The 2016 U.S. presidential election was contentious and polarizing. For the first time, a woman was the presidential candidate of a major political party. Nearly $2.4 billion was raised for the two major party presidential campaigns. Americans voted with their wallets by contributing to the campaigns, or to associated Super PACs and political parties – and then they voted by ballot on November 8, 2016.
As election results were tallied and announced, some nonprofit organizations and causes began to report substantial fundraising increases. The popular media began to refer to “rage giving” – the concept of donors giving to charity in response to election results, often to causes that had been debated during the campaign such as minority rights, reproductive rights, and climate change.

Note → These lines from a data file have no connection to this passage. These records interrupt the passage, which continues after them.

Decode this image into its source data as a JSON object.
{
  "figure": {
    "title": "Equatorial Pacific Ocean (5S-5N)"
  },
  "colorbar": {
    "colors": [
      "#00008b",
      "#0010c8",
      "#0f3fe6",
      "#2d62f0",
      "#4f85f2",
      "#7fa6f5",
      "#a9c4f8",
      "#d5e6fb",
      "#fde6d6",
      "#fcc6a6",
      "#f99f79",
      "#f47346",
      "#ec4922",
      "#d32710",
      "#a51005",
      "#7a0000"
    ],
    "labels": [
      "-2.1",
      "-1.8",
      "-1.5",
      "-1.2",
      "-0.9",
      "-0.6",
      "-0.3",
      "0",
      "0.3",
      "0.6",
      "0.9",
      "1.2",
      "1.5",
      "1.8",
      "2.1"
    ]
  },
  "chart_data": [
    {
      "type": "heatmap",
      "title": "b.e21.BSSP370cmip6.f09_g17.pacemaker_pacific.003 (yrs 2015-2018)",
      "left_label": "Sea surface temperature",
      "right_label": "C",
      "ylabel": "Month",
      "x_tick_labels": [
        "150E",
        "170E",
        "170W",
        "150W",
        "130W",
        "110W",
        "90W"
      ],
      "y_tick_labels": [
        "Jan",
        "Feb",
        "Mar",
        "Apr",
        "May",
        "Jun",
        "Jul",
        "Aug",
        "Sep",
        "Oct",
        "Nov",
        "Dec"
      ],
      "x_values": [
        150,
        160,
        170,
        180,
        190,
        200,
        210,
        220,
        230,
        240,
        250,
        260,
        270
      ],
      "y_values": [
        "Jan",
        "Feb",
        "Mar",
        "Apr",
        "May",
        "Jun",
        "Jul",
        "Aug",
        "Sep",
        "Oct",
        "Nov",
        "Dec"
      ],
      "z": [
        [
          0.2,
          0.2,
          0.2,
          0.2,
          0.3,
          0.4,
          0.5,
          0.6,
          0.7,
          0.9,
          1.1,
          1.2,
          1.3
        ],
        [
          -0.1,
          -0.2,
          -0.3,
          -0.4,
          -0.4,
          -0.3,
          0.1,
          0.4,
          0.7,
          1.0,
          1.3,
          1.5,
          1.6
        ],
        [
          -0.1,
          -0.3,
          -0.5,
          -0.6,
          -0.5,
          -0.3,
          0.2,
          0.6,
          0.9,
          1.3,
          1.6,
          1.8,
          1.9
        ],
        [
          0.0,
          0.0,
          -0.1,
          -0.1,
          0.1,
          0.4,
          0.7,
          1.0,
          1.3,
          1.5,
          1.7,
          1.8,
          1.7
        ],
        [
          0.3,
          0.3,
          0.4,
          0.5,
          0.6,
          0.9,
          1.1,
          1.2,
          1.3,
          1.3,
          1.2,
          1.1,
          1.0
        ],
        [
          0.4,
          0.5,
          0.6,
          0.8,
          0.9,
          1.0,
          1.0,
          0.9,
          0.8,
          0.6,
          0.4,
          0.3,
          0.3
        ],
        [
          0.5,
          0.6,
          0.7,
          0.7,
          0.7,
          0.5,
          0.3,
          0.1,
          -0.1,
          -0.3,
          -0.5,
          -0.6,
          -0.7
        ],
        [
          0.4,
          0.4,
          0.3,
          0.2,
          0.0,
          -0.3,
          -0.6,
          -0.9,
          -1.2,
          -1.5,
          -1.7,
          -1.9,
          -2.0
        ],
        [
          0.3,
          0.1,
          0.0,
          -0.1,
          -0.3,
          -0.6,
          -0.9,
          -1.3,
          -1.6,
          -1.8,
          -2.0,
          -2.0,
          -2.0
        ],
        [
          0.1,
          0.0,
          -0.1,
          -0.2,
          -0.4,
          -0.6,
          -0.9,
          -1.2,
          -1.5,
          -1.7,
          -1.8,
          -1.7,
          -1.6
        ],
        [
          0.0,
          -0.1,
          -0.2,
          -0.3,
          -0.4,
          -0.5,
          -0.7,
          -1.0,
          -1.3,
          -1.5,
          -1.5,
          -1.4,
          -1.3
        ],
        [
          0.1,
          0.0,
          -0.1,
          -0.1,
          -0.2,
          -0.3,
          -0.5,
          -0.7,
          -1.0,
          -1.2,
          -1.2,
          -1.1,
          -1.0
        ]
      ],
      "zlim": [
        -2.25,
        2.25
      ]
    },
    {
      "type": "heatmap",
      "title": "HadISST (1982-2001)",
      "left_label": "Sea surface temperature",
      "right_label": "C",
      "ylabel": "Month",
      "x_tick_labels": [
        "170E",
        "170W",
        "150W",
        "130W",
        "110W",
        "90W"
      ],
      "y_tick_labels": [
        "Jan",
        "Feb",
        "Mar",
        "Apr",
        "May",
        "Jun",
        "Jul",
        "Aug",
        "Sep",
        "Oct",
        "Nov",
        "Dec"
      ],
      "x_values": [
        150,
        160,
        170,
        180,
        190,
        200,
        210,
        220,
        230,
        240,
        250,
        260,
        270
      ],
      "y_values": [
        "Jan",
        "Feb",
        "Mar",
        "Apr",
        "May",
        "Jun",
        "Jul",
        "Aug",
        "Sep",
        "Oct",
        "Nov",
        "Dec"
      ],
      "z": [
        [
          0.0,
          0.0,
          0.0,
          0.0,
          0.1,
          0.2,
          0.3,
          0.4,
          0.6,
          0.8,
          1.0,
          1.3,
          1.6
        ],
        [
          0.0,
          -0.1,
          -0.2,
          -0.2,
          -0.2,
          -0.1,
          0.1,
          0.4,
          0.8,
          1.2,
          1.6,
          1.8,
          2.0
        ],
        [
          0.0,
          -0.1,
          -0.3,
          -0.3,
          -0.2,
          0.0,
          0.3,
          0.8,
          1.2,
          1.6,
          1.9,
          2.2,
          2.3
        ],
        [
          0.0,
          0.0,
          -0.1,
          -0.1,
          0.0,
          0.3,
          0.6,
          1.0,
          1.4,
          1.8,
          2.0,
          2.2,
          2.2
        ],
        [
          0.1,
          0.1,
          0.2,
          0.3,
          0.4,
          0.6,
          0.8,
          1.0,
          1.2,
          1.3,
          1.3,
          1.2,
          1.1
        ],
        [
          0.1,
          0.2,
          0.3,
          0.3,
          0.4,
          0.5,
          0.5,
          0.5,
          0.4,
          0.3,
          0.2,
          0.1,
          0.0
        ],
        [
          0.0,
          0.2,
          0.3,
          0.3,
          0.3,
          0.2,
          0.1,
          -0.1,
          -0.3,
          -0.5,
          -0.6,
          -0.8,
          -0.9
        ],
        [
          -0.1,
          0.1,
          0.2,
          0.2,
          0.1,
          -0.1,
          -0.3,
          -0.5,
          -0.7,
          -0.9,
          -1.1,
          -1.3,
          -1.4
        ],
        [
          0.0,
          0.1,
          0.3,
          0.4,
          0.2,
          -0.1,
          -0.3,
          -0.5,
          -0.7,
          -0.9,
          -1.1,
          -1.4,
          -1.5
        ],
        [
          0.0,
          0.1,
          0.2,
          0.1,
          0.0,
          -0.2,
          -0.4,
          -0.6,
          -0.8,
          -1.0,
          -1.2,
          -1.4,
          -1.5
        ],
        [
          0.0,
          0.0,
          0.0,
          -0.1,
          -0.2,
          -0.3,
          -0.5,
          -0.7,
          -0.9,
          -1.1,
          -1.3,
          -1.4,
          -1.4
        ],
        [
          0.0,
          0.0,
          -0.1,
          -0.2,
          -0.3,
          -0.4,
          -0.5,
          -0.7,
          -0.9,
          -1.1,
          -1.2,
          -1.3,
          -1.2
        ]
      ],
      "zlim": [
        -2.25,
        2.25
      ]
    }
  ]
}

This study aims to provide insights on donations during the unique time period around the 2016 U.S. presidential election, using gift data from an online donation platform. Did giving to charitable organizations increase after the election? What causes benefited from post-election philanthropy? This study also seeks to understand whether there were gender differences in giving around the 2016 U.S. presidential election. More than a decade of research from the Women’s Philanthropy Institute has confirmed that women and men exhibit different patterns of giving and are motivated to give by different factors.
Here are the key findings:
- Charitable giving was lower than expected immediately following the 2016 election.
- Lower charitable giving after the 2016 election was concentrated among men; women’s giving did not experience the same election effect.
- Charitable giving after the 2016 election increased significantly for relevant progressive charities.
- The increase in charitable giving to relevant progressive charities after the 2016 election was driven primarily by women donors.